FIGS. 4A-4C illustrate some additional comparisons between outputs produced by the prior NeRF-based model, the prior NeRF-based model additionally using depth information, and the improved NeRF-based model discussed herein across various poses, viewpoints, and subjects. It should be noted that all of these poses depicted in FIGS. 4A-4C are unseen and have not been used during for training. Specifically, FIG. 4A illustrates a first comparison 400 between an output 406 produced by the prior NeRF-based model, an output 408 produced by the prior NeRF-based model additionally using depth information, and an output 410 produced by the improved NeRF-based model when these models render a first input RGB image 402 from a first novel viewpoint. These outputs 406, 408, and 410 are compared to a ground-truth image 404. In particular, by looking at box 412, it may be observed that the output 410 produced by the improved NeRF-based model discussed herein is closest to the ground-truth image 404 and achieves significantly better render quality as compared to the output 406 produced by the prior NeRF-based model and the output 408 produced by the prior NeRF-based model using depth information. For instance, both the outputs 406 and 408 fail to achieve fine-level details 414 of person's t-shirt, which are captured in the output 410 produced by the improved NeRF-based model.

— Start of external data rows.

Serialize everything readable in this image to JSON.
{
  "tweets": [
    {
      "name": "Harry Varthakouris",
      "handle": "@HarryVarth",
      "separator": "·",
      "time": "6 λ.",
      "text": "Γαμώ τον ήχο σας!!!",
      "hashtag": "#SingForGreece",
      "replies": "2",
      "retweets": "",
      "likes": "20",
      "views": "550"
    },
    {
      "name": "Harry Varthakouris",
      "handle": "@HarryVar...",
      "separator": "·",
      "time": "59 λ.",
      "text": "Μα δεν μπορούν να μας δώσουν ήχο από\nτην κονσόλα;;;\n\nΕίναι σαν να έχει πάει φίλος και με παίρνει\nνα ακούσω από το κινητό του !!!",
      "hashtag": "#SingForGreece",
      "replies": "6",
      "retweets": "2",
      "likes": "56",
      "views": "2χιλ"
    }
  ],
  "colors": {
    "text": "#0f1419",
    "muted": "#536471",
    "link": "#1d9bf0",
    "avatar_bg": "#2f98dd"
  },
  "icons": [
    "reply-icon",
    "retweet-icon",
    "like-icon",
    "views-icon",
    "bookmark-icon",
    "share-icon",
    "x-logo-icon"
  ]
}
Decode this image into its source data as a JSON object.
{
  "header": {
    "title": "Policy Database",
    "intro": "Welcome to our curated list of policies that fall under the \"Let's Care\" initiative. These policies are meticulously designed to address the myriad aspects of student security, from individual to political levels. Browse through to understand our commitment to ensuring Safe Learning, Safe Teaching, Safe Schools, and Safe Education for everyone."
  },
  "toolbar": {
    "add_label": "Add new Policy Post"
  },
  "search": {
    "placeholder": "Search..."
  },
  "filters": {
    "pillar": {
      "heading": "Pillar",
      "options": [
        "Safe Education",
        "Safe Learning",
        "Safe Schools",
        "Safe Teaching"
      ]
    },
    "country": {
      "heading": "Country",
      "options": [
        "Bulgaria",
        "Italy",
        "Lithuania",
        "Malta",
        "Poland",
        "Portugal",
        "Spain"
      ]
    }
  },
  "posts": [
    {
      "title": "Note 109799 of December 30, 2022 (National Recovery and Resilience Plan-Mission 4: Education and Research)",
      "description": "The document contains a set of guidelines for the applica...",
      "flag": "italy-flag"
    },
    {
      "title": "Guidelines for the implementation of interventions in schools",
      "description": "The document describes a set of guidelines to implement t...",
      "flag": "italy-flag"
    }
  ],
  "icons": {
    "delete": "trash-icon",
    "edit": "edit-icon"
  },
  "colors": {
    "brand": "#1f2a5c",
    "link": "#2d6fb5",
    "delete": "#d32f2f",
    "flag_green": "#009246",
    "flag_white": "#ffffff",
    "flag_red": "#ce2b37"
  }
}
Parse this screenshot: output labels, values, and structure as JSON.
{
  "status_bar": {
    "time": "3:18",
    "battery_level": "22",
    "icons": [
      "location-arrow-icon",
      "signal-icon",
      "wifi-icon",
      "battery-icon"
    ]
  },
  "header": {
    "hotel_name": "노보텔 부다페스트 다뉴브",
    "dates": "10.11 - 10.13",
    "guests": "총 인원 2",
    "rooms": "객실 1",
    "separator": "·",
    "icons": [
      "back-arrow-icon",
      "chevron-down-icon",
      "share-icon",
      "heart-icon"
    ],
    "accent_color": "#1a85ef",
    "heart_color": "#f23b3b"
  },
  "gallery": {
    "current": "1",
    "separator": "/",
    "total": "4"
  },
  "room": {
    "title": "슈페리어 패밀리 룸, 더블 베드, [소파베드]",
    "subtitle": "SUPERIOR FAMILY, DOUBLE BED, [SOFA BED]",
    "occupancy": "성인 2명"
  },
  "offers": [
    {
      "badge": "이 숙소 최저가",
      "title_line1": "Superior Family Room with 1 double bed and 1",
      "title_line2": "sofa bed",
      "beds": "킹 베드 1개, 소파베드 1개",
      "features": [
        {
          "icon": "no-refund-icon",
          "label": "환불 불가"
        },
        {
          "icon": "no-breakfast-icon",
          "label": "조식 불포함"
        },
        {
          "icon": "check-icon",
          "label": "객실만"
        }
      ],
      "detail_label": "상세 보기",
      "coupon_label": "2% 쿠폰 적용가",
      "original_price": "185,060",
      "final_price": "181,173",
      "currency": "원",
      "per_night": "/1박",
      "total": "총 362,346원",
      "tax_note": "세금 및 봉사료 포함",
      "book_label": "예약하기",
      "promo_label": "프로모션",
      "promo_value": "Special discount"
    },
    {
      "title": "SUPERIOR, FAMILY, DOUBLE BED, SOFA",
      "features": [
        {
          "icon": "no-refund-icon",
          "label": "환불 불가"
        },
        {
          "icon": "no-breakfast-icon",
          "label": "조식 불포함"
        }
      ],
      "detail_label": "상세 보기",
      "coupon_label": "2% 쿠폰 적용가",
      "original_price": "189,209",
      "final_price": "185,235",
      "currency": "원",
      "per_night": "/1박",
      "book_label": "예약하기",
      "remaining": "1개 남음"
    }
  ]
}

Similarly, FIG. 4B illustrates a second comparison 420 between an output 426 produced by the prior NeRF-based model, an output 428 produced by the prior NeRF-based model additionally using depth information, and an output 430 produced by the improved NeRF-based model when these models render a second input RGB image 422 from a second novel viewpoint. These outputs 426, 428, and 430 are compared to a ground-truth image 424. In particular, by looking at box 432, it may be observed that the output 430 produced by the improved NeRF-based model discussed herein is again closest to the ground-truth image 424 and achieves significantly better render quality as compared to the output 426 produced by the prior NeRF-based model and the output 428 produced by the prior NeRF-based model using depth information. For instance, both the outputs 426 and 428 fail to achieve fine-level details 434 of person's hair, which are captured in the output 430 produced by the improved NeRF-based model.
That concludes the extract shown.